Saudi Arabia’s banking sector has achieved a significant milestone, with bank loans reaching SR2.93 trillion ($782 billion) in November. This marks a 13.33% year-on-year increase, the highest growth rate in 22 months, driven primarily by robust corporate lending.
Corporate Loans Drive Growth
According to the Saudi Central Bank (SAMA), corporate loans surged by 17.28% to SR1.58 trillion, the highest annual growth since 2021. Real estate activities led the charge, accounting for 21% of corporate lending and growing by 32% to SR328 billion.
The wholesale and retail trade sector followed, representing 13% of corporate lending at SR201.6 billion, with a 10.62% annual growth rate. Meanwhile, the manufacturing sector, a cornerstone of Vision 2030’s diversification goals, contributed 12%, reaching SR182.44 billion.
Key Sectors Show Strong Momentum
Electricity, gas, and water supplies also saw remarkable growth, increasing by 27.74% to SR178.56 billion, representing 11% of total corporate lending. Professional, scientific, and technical activities, though a smaller share at 0.53%, experienced the most significant surge, growing 54.44% to SR8.38 billion.
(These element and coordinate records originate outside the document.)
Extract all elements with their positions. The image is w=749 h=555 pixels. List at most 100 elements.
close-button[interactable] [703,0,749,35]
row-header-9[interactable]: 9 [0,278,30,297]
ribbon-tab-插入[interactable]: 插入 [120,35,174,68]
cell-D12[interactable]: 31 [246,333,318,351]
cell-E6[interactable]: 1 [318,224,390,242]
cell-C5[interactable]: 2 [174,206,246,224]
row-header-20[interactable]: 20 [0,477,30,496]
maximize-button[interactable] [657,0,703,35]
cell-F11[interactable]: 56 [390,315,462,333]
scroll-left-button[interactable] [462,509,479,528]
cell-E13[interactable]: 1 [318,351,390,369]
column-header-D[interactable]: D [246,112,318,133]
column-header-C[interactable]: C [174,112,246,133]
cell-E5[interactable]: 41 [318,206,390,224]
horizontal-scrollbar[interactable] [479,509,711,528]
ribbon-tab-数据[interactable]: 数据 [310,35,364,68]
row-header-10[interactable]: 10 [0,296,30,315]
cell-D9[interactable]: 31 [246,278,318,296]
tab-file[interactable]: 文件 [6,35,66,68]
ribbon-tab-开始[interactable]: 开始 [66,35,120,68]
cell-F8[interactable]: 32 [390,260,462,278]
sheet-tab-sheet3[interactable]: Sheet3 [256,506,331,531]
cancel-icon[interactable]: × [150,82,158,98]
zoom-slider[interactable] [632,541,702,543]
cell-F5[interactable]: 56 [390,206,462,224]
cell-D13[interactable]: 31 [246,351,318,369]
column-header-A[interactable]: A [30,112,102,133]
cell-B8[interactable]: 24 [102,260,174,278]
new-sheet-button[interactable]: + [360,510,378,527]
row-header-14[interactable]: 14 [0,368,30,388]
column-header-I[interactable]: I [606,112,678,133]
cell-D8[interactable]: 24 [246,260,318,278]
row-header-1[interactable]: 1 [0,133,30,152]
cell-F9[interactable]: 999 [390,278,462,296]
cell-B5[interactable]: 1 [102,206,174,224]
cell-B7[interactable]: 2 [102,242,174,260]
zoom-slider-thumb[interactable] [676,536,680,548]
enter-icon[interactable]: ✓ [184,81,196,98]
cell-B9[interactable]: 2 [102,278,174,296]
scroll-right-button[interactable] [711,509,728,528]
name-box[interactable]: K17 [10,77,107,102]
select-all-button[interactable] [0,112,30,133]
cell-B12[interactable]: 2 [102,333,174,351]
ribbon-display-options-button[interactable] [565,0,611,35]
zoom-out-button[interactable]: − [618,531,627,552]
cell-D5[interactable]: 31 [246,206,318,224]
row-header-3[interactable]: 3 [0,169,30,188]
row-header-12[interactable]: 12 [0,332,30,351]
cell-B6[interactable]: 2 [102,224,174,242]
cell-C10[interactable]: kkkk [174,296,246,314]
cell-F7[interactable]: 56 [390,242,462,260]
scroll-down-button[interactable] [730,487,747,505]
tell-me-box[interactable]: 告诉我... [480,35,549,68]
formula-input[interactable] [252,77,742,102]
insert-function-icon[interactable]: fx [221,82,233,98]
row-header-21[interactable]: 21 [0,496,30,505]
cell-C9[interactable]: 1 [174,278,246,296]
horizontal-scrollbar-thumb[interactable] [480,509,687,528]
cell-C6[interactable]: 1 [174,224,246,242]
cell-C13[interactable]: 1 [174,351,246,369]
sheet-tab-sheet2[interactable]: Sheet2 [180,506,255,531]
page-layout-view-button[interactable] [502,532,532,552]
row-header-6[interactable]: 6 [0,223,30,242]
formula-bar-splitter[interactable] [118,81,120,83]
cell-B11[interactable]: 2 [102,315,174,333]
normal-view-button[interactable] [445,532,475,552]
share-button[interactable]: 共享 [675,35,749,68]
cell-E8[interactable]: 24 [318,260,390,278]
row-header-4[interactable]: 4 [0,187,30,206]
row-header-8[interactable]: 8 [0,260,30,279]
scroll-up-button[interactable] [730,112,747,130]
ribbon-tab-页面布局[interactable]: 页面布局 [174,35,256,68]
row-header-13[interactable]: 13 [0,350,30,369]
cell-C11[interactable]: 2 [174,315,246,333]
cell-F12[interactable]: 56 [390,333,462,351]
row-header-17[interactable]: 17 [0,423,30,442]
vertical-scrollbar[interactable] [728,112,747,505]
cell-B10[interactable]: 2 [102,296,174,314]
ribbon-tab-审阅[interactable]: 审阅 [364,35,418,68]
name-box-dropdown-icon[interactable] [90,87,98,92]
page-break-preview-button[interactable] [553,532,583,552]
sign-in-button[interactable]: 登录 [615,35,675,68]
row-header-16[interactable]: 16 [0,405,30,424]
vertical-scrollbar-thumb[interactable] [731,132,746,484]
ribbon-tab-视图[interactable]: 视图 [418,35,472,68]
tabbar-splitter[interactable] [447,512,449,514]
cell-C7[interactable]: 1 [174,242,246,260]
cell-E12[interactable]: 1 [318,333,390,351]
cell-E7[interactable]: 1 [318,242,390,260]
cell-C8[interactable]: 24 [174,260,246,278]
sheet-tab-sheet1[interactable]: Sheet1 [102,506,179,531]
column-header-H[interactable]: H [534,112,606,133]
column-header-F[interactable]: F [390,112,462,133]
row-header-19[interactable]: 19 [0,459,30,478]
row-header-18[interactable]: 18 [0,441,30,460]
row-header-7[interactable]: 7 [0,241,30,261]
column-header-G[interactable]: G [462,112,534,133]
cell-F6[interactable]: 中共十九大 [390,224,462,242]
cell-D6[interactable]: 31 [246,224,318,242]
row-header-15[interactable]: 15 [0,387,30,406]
Education loans followed closely, rising by 29.93% to SR8 billion, reflecting the Kingdom’s focus on human capital development. On the personal loans front, the sector grew by 9.05% annually to SR1.35 trillion, underscoring consumer confidence and economic diversification efforts.
Global Outlook and Economic Diversification
Standard Chartered’s Global Market Outlook for 2025 predicts lower interest rates will boost private sector growth, particularly in Saudi Arabia, the UAE, and Qatar. Despite a projected global growth slowdown from 3.2% to 3.1%, the Gulf Cooperation Council (GCC) remains a bright spot, driven by non-oil sector expansion and strategic investments.
Saudi Arabia’s Vision 2030 continues to fuel economic transformation, with coordinated efforts across government, financial institutions, and private enterprises. Sectors like education, science, technology, and utilities are gaining momentum, supported by substantial funding aimed at enhancing their GDP contribution.
The surge in real estate activity aligns with the Kingdom’s infrastructure and giga-projects, reinforcing its development agenda. Recent adjustments in global monetary policy, mirrored by SAMA’s interest rate changes, are expected to make borrowing more affordable, further stimulating lending and supporting key industries.
Banking Sector Resilience
SAMA data reveals Saudi banks’ regulatory capital to risk-weighted assets stood at 19.2% in Q3 2024, slightly down from 19.5% a year earlier but well above the Basel Committee’s 8% minimum requirement. The Tier 1 capital ratio reached 17.7%, reflecting the banking sector’s strength in supporting economic growth while mitigating risks.
The International Monetary Fund (IMF) highlights Saudi banks’ resilience, noting their ability to withstand severe macroeconomic shocks. Stress tests confirm their capacity to handle liquidity shocks, though the IMF recommends addressing funding concentration risks and enhancing credit risk modeling.
Improving Loan Quality
Additionally, SAMA data for Q3 2024 shows non-performing loans net of provisions to capital fell to 2.1%, down from 2.2% in the same period last year. This improvement reflects better lending portfolio quality and effective provisioning strategies.
Moreover, the IMF also notes that fixed-rate mortgages and salary-assigned loans mitigate credit risks, with 80% of retail borrowers being government employees, ensuring stable income during economic downturns.
Saudi Arabia’s corporate lending boom underscores the Kingdom’s economic resilience and diversification efforts under Vision 2030. With strong banking sector fundamentals and strategic investments, the nation is well-positioned to sustain growth and achieve its ambitious transformation goals.